More exposure of people to a wide variety of pesticides/ chemicals in developing countries compared to developed World.
Due to the diverse numbers of pesticides/ chemicals which are imported/ produced in developing countries and used without regulations and enforcement, now people in these countries are more exposed to these chemicals as compared to people in developed World. Many factors helped for this higher exposure, among them less knowledge and information about these dangerous compounds. The situation in these countries is quiet different than developed nations. In many of these developing countries there are no NGOs and community workers to make the people aware about their exposure to pesticides/ chemicals and consequences.
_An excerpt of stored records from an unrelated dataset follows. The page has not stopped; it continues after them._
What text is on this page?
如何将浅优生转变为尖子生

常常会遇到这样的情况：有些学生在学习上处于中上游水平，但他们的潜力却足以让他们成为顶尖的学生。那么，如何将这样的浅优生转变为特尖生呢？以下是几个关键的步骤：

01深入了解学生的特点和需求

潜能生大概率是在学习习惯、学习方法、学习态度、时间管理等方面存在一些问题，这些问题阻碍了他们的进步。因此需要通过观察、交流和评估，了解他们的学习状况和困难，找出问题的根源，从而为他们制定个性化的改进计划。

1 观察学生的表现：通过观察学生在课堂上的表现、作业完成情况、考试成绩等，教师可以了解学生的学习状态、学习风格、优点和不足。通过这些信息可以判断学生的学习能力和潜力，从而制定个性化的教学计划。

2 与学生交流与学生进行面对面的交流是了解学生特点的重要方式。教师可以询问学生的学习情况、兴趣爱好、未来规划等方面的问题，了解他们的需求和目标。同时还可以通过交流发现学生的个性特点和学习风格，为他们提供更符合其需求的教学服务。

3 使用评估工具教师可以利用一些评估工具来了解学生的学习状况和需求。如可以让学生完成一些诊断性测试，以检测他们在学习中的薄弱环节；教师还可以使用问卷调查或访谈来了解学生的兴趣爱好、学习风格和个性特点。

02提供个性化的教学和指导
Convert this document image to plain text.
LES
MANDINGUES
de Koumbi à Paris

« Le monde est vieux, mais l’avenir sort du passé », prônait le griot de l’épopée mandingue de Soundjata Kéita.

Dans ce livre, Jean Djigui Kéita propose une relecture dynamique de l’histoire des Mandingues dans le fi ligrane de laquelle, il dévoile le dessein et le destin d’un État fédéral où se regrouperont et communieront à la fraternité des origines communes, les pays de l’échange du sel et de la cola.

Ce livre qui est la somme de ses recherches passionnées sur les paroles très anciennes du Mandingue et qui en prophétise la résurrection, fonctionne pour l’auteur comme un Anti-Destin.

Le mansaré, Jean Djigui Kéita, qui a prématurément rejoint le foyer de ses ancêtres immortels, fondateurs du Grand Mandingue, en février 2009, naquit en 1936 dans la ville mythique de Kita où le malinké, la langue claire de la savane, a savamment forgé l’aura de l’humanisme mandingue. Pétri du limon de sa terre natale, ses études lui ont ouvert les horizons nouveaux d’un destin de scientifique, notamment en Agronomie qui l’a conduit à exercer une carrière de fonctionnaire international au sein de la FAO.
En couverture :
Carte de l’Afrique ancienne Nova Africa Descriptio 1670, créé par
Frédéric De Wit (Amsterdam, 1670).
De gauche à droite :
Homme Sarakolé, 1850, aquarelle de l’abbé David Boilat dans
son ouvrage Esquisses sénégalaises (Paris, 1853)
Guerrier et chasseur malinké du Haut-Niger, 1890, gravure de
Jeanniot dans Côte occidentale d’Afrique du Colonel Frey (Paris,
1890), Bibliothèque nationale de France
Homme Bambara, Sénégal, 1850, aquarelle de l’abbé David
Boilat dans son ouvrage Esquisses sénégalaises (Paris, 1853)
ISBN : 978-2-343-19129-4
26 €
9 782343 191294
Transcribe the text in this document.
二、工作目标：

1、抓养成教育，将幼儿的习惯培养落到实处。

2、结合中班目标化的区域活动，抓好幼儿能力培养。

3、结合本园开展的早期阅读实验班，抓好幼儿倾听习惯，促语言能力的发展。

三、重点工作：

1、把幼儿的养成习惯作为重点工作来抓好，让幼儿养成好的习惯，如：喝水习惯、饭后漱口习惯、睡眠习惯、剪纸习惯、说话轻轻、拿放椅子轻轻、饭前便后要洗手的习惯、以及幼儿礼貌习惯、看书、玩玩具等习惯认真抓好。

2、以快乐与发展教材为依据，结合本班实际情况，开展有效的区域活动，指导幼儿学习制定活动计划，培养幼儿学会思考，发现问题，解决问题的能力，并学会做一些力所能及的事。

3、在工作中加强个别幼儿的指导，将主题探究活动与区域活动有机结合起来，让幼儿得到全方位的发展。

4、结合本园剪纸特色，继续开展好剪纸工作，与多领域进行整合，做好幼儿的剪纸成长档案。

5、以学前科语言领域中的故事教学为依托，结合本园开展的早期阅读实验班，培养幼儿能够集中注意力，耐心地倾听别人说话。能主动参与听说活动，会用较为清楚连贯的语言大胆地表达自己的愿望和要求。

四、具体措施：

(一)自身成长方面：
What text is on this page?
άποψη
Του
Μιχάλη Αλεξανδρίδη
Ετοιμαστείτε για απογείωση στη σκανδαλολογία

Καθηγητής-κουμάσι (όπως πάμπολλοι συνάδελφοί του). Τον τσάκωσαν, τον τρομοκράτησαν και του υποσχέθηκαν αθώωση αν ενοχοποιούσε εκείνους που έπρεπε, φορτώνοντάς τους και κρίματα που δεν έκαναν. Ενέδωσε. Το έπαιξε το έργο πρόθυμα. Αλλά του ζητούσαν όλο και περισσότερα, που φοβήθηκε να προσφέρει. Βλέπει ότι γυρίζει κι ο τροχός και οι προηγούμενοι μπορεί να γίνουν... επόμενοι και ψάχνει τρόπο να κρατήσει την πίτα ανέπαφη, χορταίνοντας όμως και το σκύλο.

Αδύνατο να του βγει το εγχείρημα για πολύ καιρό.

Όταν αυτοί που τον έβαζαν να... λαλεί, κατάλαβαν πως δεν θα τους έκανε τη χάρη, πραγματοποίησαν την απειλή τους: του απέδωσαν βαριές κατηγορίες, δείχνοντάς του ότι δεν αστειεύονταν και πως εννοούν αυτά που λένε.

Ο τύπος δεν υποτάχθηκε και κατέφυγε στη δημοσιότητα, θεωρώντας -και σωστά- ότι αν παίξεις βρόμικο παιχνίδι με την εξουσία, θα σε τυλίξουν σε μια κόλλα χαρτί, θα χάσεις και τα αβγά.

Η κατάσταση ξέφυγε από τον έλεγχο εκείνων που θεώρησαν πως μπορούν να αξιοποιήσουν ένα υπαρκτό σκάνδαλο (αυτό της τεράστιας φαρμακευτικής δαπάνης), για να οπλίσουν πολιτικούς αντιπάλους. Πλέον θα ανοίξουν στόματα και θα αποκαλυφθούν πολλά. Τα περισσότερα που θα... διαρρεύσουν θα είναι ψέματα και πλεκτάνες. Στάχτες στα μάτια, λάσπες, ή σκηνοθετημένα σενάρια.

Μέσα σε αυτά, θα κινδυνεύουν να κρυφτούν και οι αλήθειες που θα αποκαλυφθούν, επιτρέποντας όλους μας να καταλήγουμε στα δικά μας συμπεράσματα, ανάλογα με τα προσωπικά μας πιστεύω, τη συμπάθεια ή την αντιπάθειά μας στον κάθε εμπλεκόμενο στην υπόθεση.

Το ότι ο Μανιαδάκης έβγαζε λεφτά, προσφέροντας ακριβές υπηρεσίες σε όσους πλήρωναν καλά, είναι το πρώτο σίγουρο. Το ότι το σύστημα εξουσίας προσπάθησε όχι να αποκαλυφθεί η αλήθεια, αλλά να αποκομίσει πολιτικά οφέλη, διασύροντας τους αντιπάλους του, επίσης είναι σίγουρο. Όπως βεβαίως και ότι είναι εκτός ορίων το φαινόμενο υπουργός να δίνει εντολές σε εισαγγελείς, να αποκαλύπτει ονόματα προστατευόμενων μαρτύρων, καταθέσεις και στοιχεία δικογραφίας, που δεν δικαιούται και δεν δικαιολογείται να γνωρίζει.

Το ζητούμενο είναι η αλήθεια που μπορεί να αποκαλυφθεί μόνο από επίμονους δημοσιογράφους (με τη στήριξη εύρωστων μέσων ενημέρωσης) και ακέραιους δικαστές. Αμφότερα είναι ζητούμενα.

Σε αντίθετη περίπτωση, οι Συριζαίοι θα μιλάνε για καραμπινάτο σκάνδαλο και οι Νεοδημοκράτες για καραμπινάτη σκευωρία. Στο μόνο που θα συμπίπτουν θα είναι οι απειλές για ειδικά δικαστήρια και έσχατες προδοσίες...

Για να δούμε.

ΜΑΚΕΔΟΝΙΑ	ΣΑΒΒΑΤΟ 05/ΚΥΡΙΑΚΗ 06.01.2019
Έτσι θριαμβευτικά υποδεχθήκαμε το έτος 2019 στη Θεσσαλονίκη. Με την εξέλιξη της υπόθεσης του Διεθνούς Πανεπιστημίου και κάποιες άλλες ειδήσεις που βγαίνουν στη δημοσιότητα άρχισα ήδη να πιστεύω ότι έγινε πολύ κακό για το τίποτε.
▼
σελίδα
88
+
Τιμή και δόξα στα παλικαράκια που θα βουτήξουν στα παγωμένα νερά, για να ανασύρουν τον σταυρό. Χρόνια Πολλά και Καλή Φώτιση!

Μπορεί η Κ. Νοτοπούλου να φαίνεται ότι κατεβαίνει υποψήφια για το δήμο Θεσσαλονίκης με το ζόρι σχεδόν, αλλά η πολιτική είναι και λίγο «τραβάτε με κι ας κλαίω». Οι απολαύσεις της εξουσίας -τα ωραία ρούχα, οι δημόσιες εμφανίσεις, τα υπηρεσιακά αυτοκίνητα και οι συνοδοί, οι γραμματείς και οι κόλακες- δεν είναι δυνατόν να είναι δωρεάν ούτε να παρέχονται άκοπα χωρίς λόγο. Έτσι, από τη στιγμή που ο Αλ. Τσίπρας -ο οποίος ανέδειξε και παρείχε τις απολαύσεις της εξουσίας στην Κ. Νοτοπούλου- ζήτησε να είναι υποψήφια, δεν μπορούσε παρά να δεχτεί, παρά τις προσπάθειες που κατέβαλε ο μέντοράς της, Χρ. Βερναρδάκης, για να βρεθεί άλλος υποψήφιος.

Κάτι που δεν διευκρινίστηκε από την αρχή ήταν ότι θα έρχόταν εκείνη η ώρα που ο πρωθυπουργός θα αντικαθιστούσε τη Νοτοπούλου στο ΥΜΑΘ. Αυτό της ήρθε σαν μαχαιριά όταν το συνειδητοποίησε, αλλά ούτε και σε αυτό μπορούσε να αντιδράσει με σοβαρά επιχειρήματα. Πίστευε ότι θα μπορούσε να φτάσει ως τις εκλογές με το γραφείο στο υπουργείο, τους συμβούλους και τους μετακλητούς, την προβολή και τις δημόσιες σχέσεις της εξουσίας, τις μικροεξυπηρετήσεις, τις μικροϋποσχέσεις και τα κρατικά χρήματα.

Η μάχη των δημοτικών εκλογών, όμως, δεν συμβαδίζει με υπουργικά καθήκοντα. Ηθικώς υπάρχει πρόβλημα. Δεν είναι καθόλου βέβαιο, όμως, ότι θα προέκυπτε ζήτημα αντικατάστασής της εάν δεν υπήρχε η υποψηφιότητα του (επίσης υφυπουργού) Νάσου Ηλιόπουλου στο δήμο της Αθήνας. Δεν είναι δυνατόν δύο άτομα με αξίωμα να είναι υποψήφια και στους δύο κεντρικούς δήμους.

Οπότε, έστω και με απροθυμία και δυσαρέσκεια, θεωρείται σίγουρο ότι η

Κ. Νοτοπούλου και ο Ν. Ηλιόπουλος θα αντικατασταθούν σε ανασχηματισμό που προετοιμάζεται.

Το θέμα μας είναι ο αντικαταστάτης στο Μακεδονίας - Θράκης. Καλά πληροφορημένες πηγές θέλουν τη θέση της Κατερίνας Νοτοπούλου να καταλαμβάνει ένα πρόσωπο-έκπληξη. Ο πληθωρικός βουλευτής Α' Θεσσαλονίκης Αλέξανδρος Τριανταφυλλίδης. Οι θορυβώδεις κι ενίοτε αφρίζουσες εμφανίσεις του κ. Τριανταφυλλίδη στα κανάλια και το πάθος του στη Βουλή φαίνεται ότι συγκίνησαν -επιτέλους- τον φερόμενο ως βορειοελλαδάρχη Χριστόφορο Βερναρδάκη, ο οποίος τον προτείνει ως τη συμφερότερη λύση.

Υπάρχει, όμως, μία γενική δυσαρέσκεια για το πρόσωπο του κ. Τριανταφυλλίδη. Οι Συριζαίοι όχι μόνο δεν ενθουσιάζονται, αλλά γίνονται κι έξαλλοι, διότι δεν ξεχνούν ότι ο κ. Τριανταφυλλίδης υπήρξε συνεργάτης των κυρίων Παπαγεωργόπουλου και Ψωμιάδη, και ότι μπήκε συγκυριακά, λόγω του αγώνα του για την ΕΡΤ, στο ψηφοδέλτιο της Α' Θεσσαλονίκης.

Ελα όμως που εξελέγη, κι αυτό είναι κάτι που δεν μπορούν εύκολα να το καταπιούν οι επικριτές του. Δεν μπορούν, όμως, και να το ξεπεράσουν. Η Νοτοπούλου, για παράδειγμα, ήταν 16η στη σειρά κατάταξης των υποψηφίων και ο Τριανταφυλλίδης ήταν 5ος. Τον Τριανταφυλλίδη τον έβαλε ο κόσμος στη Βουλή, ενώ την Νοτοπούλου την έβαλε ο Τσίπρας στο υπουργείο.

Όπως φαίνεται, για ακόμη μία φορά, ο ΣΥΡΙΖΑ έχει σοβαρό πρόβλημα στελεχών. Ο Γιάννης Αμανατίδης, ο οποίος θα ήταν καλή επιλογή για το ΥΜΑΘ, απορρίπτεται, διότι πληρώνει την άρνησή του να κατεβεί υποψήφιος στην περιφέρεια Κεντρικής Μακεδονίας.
Now in developed nations there are so many NGOs and local community workers which stand against these dangerous compounds and do not let the corporations follow only their profits. They fight for the right of people and especially for children and other more vulnerable groups. In developing countries now people and in particular children are open exposed to these wide range of pesticides/ chemicals not only through consumption of food but also through all their daily life and there are no alerting NGOs and agencies to protect them. During the past decade every year there were more than 25 million acute poisoning with only pesticides in agricultural workers of developing countries. The problem shows itself more clear when we realize that more pesticides are used in developed nations with too much lower numbers of acute poisonings. Now in many Asian countries there is daily increase of exposure to polluted rice (different heavy metals) and to polluted fish (Hg, PCBs and other pollutants) and people have no other option because of hunger and ever increasing population. According to latest scientific documentations in pregnant mothers most of these dangerous compounds pass through placenta to the baby and are detected in the body of many newborn babies and female workers in rural areas are more exposed.
Ahmad Mahdavi, PhD, environmental toxicologist, University of Tehran, Tehran, Iran.